Meeting Lorillin wasn’t the only thing that happened in 2012. I also traveled around the country, staying alone in hotels and changing all the pre-set radio stations to NPR in rental cars. There was a lot I didn’t get done: I didn’t finish, or start, that book I hoped to have written by now, and I didn’t master the forearm stand or learn how to bake bread without the density of wet newspaper, but I did run a mile once last spring and I finally started paying my own car insurance. But mostly when I look back on the past 12 months, it’s only fall and winter that are truly memorable, because that’s when Lorillin entered my life, and it changed everything.

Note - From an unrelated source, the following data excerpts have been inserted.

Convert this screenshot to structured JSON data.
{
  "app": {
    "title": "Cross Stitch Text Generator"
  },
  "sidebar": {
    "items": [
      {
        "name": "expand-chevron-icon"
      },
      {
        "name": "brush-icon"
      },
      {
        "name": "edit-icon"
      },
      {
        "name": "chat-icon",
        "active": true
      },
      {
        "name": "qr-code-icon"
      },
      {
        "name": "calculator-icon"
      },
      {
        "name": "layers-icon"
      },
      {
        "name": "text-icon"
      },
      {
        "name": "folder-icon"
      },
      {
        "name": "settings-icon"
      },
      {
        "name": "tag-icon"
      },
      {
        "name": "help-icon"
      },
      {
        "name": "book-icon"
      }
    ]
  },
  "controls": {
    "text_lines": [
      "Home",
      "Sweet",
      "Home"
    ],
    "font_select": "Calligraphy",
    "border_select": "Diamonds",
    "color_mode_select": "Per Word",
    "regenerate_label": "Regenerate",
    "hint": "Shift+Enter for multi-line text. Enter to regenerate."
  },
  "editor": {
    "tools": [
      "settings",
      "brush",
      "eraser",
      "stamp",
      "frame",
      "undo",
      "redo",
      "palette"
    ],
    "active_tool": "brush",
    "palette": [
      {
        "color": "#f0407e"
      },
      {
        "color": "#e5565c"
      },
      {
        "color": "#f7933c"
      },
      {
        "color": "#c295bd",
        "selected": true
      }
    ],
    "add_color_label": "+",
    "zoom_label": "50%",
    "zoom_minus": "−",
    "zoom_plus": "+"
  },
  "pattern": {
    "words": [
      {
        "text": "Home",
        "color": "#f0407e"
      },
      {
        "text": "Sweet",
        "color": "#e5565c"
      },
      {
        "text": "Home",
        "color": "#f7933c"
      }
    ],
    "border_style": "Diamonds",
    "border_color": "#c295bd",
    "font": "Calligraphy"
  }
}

I’m now preparing to do something that I would consider crazy if anyone else did it: I’m going to move 3000 miles across the country to be with this girl. If an acquaintance told me she was going to do this, I would state my congratulations while thinking, She has lost her damn mind. If a friend told me the same, I would try to talk her out of it and if my sister said this was her plan, I might even call our mother. And yet, here I am on this holy night, looking for jobs in a new city and hoping that my next Christmas will be with Lorillin. This could be the biggest mistake of my life, giving up my house and my job and my life to move to a city and a girl I barely know, but I’m ready to grow up, and I want to do it with her. We’re all going to die, after all. Might as well start living.